Pasarkar Amol, Kinsella Ian, Zhou Pengcheng, Wu Melissa, Pan Daisong, Fan Jiang Lan, Wang Zhen, Abdeladim Lamiae, Peterka Darcy S, Adesnik Hillel, Ji Na, Paninski Liam
Center for Theoretical Neuroscience and Zuckerman Mind Brain Behavior Institute, Columbia University, New York, NY 10027, USA.
Department of Computer Science, Columbia University, New York, NY, 10027, USA.
bioRxiv. 2023 Sep 15:2023.09.14.557777. doi: 10.1101/2023.09.14.557777.
A number of calcium imaging methods have been developed to monitor the activity of large populations of neurons. One particularly promising approach, Bessel imaging, captures neural activity from a volume by projecting within the imaged volume onto a single imaging plane, therefore effectively mixing signals and increasing the number of neurons imaged per pixel. These signals must then be computationally demixed to recover the desired neural activity. Unfortunately, currently-available demixing methods can perform poorly in the regime of high imaging density (i.e., many neurons per pixel). In this work we introduce a new pipeline (maskNMF) for demixing dense calcium imaging data. The main idea is to first denoise and temporally sparsen the observed video; this enhances signal strength and reduces spatial overlap significantly. Next we detect neurons in the sparsened video using a neural network trained on a library of neural shapes. These shapes are derived from segmented electron microscopy images input into a Bessel imaging model; therefore no manual selection of "good" neural shapes from the functional data is required here. After cells are detected, we use a constrained non-negative matrix factorization approach to demix the activity, using the detected cells' shapes to initialize the factorization. We test the resulting pipeline on both simulated and real datasets and find that it is able to achieve accurate demixing on denser data than was previously feasible, therefore enabling faithful imaging of larger neural populations. The method also provides good results on more "standard" two-photon imaging data. Finally, because much of the pipeline operates on a significantly compressed version of the raw data and is highly parallelizable, the algorithm is fast, processing large datasets faster than real time.
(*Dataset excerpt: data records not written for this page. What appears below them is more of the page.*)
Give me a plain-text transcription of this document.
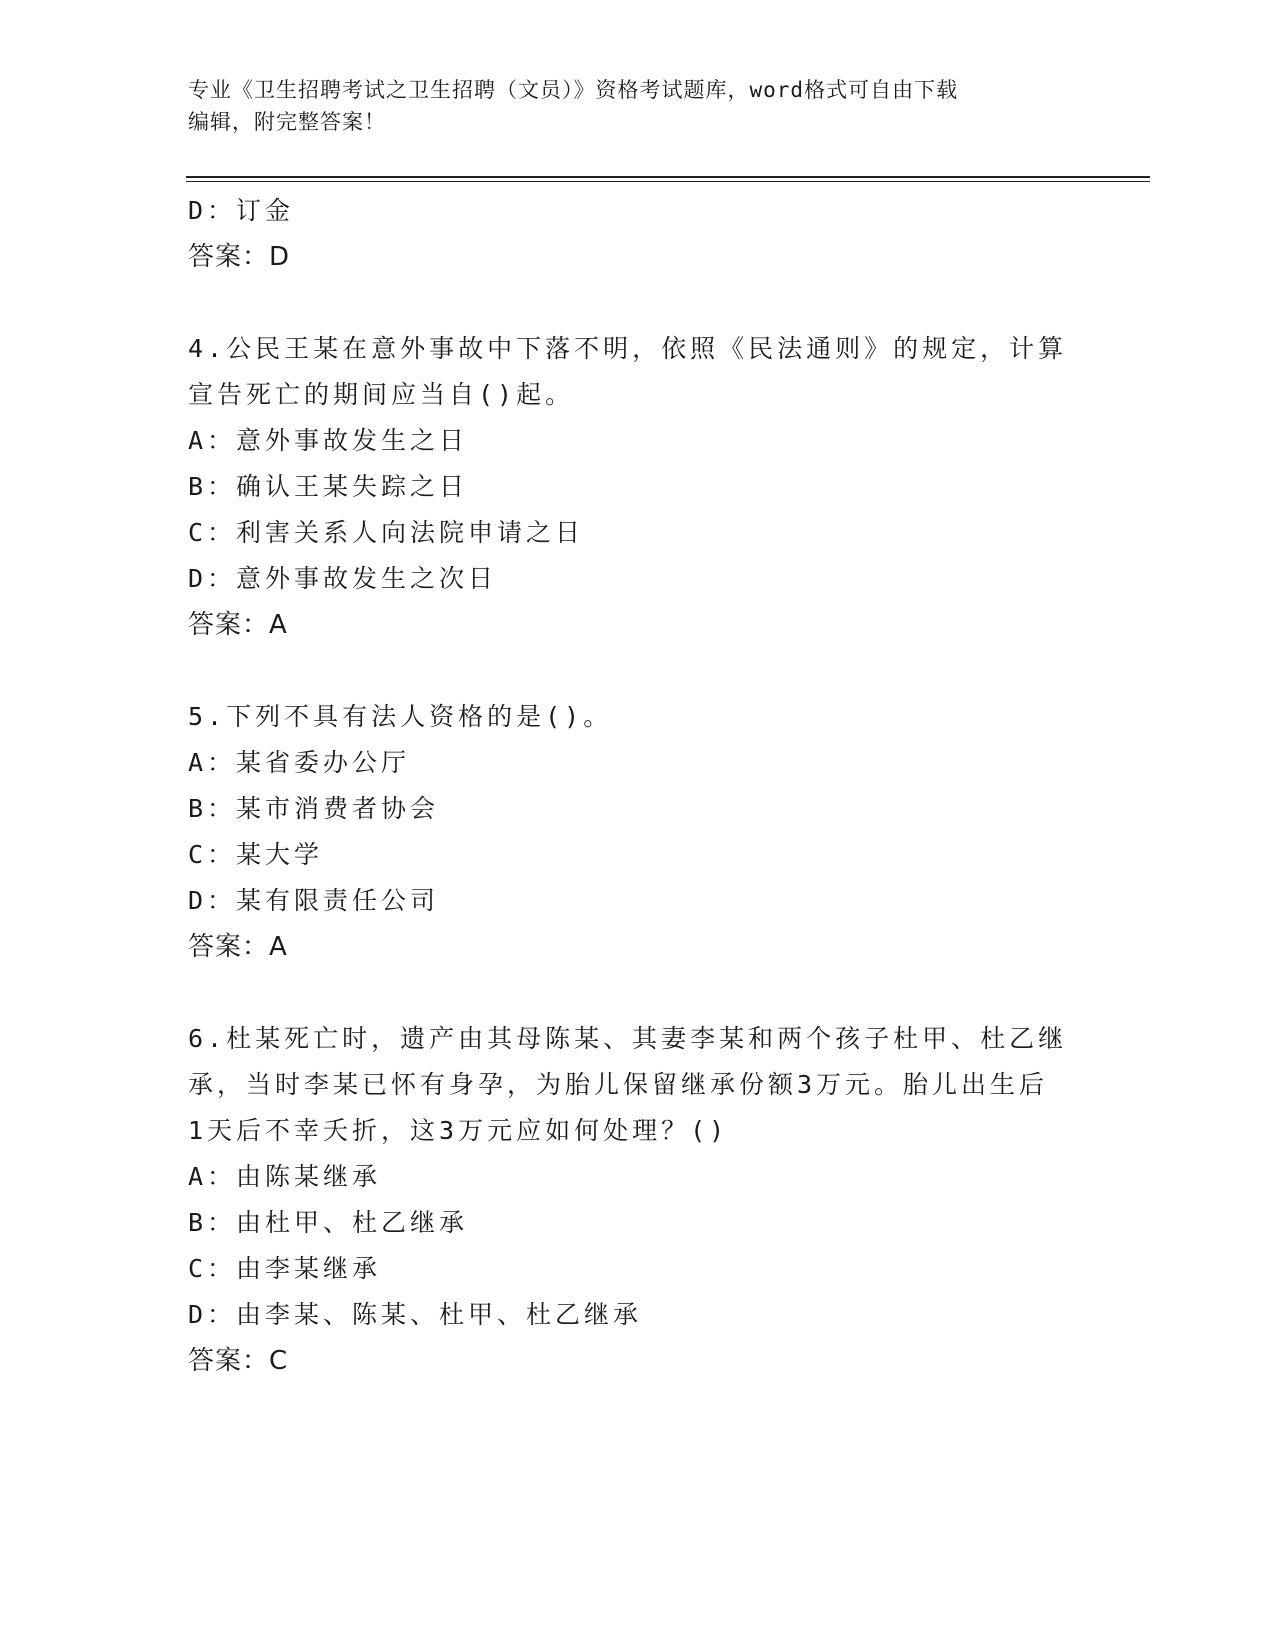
专业《卫生招聘考试之卫生招聘（文员）》资格考试题库，word格式可自由下载
编辑，附完整答案！
D：订金
答案：D
4.公民王某在意外事故中下落不明，依照《民法通则》的规定，计算
宣告死亡的期间应当自()起。
A：意外事故发生之日
B：确认王某失踪之日
C：利害关系人向法院申请之日
D：意外事故发生之次日
答案：A
5.下列不具有法人资格的是()。
A：某省委办公厅
B：某市消费者协会
C：某大学
D：某有限责任公司
答案：A
6.杜某死亡时，遗产由其母陈某、其妻李某和两个孩子杜甲、杜乙继
承，当时李某已怀有身孕，为胎儿保留继承份额3万元。胎儿出生后
1天后不幸夭折，这3万元应如何处理？()
A：由陈某继承
B：由杜甲、杜乙继承
C：由李某继承
D：由李某、陈某、杜甲、杜乙继承
答案：C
已经开发出多种钙成像方法来监测大量神经元的活动。一种特别有前景的方法——贝塞尔成像,通过在成像体积内投影到单个成像平面来从一个体积中捕获神经活动,因此有效地混合了信号并增加了每个像素成像的神经元数量。然后必须对这些信号进行计算解混以恢复所需的神经活动。不幸的是,目前可用的解混方法在高成像密度(即每个像素有许多神经元)的情况下可能表现不佳。在这项工作中,我们引入了一种用于解混密集钙成像数据的新管道(maskNMF)。主要思想是首先对观察到的视频进行去噪和时间上的稀疏化;这增强了信号强度并显著减少了空间重叠。接下来,我们使用在神经形状库上训练的神经网络在稀疏化的视频中检测神经元。这些形状来自输入到贝塞尔成像模型中的分割电子显微镜图像;因此这里不需要从功能数据中手动选择“好的”神经形状。在检测到细胞后,我们使用约束非负矩阵分解方法来解混活动,使用检测到的细胞形状来初始化分解。我们在模拟和真实数据集上测试了所得管道,发现它能够在比以前可行的更密集的数据上实现准确的解混,从而能够对更大的神经群体进行可靠成像。该方法在更“标准”的双光子成像数据上也提供了良好的结果。最后,由于管道的大部分操作是在原始数据的显著压缩版本上进行的,并且具有高度可并行性,该算法速度很快,处理大型数据集的速度比实时速度还快。